A simple idea
This project merges (Principle 5 – Merging) the do-anything screen (Principle 6 – Universality) with a watch band, making a smartwatch the year before the release of the Apple Watch. It’s another example of a Kickstarter project that met with great success with $942,578, pledged of $15,000 goal and 13,512 backers.
One of the exciting aspects of this project is that it finds another use for a piece of electronics that might otherwise found itself in landfill or a junk drawer.

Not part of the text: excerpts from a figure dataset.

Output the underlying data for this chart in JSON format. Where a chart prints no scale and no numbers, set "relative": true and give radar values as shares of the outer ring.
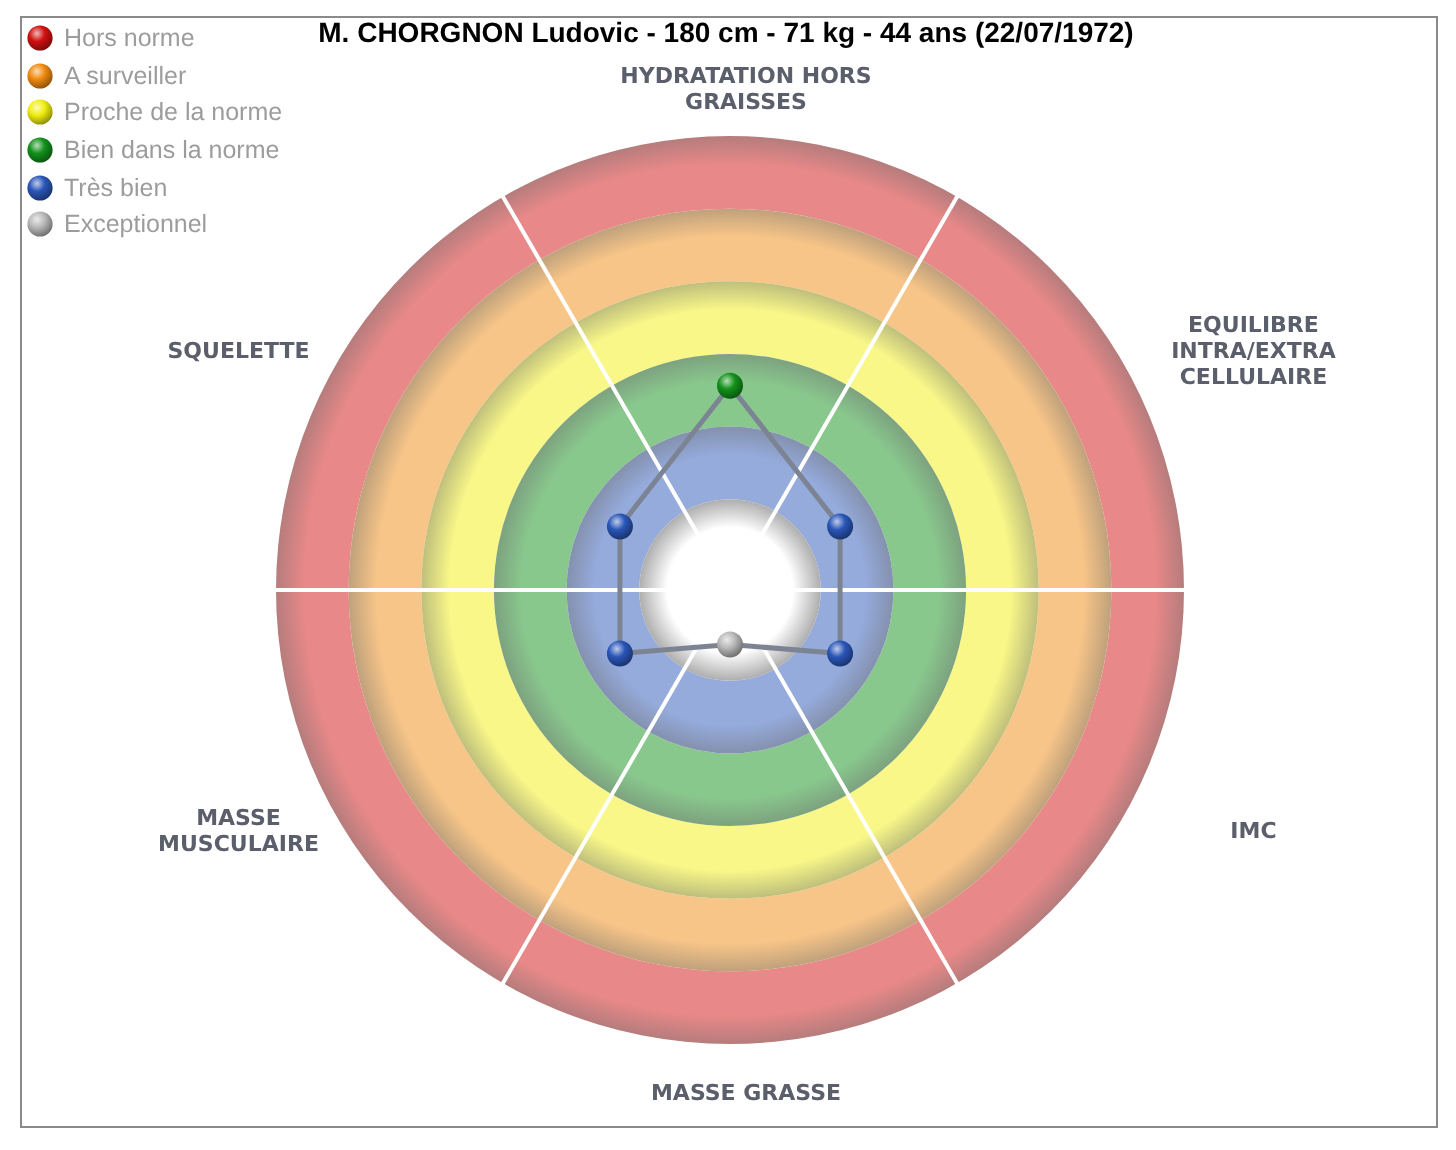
{
  "chart_data": {
    "type": "radar",
    "title": "M. CHORGNON Ludovic - 180 cm - 71 kg - 44 ans (22/07/1972)",
    "categories": [
      "HYDRATATION HORS GRAISSES",
      "EQUILIBRE INTRA/EXTRA CELLULAIRE",
      "IMC",
      "MASSE GRASSE",
      "MASSE MUSCULAIRE",
      "SQUELETTE"
    ],
    "relative": true,
    "series": [
      {
        "color": "#7c8494",
        "colors": [
          "#12911a",
          "#2a56b8",
          "#2a56b8",
          "#b9b9b9",
          "#2a56b8",
          "#2a56b8"
        ],
        "values": [
          0.45,
          0.28,
          0.28,
          0.12,
          0.28,
          0.28
        ]
      },
      {
        "name": "Hors norme",
        "color": "#d01010",
        "values": [
          null,
          null,
          null,
          null,
          null,
          null
        ]
      },
      {
        "name": "A surveiller",
        "color": "#f08a10",
        "values": [
          null,
          null,
          null,
          null,
          null,
          null
        ]
      },
      {
        "name": "Proche de la norme",
        "color": "#f0ee10",
        "values": [
          null,
          null,
          null,
          null,
          null,
          null
        ]
      },
      {
        "name": "Bien dans la norme",
        "color": "#12911a",
        "values": [
          null,
          null,
          null,
          null,
          null,
          null
        ]
      },
      {
        "name": "Très bien",
        "color": "#2a56b8",
        "values": [
          null,
          null,
          null,
          null,
          null,
          null
        ]
      },
      {
        "name": "Exceptionnel",
        "color": "#b9b9b9",
        "values": [
          null,
          null,
          null,
          null,
          null,
          null
        ]
      }
    ],
    "legend": "top left",
    "marker": "circle"
  }
}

For example, smartphones can be pressed into almost any role (Principle 6 – Universality) thanks to their variety of electronics and connections.
“A single Apple iPhone 5 has 2.7 times the processing power than the 1985 Cray-2 supercomputer.”
Popular Science has a project for merging (Principle 5 – Merging) a one way mirror with a smartphone to give you a “smart mirror” that can be made to display time and date, next appointments, weather forecasts, etc.
Another successful Kickstarter repurposes a smartphone for home security. With its built in camera and ability to connect to the internet, a smartphone can allow for remote viewing and even recorded video.
Hobbyists can even use smartphones as the smarts for robot kits.
Cars today use onboard diagnostics to ensure good performance, fuel efficiency and emissions compliance. These systems can be interrogated by a scan tool to determine what, if any, components need to be replaced or adjusted. Whereas a scan tool could cost over $100, there are several adapters costing between $20 and $50 that attach to the port and relay the information to a smartphone using bluetooth. Not only is this cheaper, but thanks to the phone’s processing power and connection to the internet, it makes understanding the diagnostics output much easier and reliable. Car enthusiasts can even use this connection to see detailed performance data in aid of exploring the car’s handling and performance limits.
Not every Kickstarter succeeds
This project did not reach its funding goal. I think the idea was a good one and has the potential to save money and improve home comfort. It’s not clear to me why the idea didn’t resonate with the Kickstarter community. Was it price? The hassle of installation? Did people simply not get the idea, or did the marketing fail?